The title has been amended to “...Cyphers, Talismans, & Islamic Technologies of Writing.” Focuses on the power of writing, not simply for transmission of information, but as a powerful act in itself. Books had a mixed attitude toward the occult: supernatural, magic, trickery, etc. Critiques included a focus on physical practices such as cyphers and talismans, arguing for removal of an understanding of supernatural power. Talismans, incantations, charms, etc. could include incomprehensible text. Text should convey usefulness from meaning, not from the influence of meaningless performance.

(There’s a lot of detail on what various people said on various topics and I’m having a hard time abstracting it.) We’re now talking about “animal magnetism” and “mesmerism” so I’m not sure what era we’re in. OK, 19th century, but this must be talking generally about Islamic traditions of commentary on occult practices. These 19th century writers are talking about medieval texts, so there’s the connection.
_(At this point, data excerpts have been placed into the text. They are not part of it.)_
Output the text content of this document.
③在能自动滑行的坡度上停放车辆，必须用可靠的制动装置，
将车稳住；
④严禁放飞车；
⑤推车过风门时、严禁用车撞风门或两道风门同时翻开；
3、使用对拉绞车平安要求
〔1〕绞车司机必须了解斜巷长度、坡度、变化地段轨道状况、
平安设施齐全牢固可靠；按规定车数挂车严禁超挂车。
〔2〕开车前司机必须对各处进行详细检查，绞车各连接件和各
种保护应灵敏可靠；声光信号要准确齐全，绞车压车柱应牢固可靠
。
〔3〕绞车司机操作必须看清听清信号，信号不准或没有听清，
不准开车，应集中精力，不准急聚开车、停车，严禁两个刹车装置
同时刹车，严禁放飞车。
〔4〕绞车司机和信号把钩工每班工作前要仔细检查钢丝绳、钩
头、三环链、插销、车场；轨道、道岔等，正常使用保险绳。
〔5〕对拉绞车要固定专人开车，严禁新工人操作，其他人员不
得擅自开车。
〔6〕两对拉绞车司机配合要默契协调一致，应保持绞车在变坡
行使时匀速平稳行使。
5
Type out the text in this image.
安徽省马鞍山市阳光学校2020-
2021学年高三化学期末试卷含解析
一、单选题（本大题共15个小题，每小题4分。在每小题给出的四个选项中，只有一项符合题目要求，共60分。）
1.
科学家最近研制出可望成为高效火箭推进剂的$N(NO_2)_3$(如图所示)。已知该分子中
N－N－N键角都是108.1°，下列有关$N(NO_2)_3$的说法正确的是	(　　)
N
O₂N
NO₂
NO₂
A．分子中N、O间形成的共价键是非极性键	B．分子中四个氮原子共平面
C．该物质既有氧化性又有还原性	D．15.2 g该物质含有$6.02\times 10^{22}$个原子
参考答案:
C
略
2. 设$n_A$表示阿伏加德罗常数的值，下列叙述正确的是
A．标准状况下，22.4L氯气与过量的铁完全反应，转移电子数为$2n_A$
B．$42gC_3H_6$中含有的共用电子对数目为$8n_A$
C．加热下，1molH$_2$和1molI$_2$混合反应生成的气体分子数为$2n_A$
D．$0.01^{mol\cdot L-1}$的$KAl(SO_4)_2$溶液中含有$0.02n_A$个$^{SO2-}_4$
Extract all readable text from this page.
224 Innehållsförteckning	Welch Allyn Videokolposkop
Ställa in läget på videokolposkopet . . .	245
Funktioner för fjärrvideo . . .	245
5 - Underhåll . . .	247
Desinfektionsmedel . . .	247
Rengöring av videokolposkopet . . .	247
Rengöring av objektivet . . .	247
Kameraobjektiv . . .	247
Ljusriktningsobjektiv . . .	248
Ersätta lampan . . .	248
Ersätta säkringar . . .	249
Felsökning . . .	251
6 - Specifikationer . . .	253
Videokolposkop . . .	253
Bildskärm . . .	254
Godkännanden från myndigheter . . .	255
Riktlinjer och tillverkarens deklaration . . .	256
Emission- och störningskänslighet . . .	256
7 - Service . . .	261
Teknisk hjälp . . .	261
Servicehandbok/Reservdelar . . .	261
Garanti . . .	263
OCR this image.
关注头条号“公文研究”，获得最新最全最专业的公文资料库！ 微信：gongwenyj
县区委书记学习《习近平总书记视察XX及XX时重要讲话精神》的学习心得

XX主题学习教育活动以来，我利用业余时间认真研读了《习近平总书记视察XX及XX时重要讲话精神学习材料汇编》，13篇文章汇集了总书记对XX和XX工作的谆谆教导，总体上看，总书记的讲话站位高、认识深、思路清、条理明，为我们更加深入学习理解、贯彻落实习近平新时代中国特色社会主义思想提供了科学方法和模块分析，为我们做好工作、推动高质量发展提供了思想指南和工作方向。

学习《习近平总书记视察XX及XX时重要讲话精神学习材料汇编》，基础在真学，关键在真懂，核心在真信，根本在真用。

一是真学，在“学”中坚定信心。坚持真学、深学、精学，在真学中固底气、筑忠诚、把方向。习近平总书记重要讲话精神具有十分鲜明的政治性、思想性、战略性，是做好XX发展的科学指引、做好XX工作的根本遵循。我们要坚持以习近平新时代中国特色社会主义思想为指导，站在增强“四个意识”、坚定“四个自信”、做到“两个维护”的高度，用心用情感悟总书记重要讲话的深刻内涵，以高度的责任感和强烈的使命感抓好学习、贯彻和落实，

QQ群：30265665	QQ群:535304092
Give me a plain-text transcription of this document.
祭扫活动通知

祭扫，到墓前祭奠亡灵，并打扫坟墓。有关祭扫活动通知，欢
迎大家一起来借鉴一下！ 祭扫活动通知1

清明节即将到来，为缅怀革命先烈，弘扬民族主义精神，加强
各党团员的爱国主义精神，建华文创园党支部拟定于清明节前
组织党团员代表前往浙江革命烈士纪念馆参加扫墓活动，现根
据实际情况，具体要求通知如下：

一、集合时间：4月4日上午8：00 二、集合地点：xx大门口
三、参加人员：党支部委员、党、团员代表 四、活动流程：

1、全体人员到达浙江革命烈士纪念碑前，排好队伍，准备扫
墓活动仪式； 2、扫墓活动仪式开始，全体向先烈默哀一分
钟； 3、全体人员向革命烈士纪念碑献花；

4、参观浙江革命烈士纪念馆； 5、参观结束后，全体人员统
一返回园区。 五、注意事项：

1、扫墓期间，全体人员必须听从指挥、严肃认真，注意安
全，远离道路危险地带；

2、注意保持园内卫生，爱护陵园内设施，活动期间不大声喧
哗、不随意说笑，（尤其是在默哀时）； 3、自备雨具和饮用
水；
In this context, charms and incantations stimulate the power of “animal magnetism” to achieve their ends.

Western explorations of mesmerism used colonial spaces such as India as an experimental context for “scientific” studies of mesmeric influence for things such as painless surgery. But these western “scientific” experiments were contrasted with “native fakirs” which were deemed to use mere superstition. (It is promised we’ll get back to textual stuff.) Western publications were then translated back, e.g., into Urdu under the rubric of “licit magic” with the authority of western colonialist structures.

These also included traditional textual forms, such as horoscopes, talismans, and lettrism, but also alongside an interest in western typography and engineering. Thus we have a (fairly traditional style of) compilation of various fields on inquiry, combining Arabic material filtered through western interpretation along with traditional Arabic material and purely western material.

There is general discussion of the political uses of occult texts, concepts, and practices, as well as Islamicized versions of western sciences. Archival curation of historic Arabic texts have been affected by these issues, as the past is sifted and either presented or concealed according to attitudes regarding the validity and acceptability of the contents. (This is all about modern interactions with historic texts and sources.)

Respondent: Noah D. Gardiner, Univ. of South Carolina–Columbia

 

(Mostly fairly specific questions about the choice of subject matter and research direction.)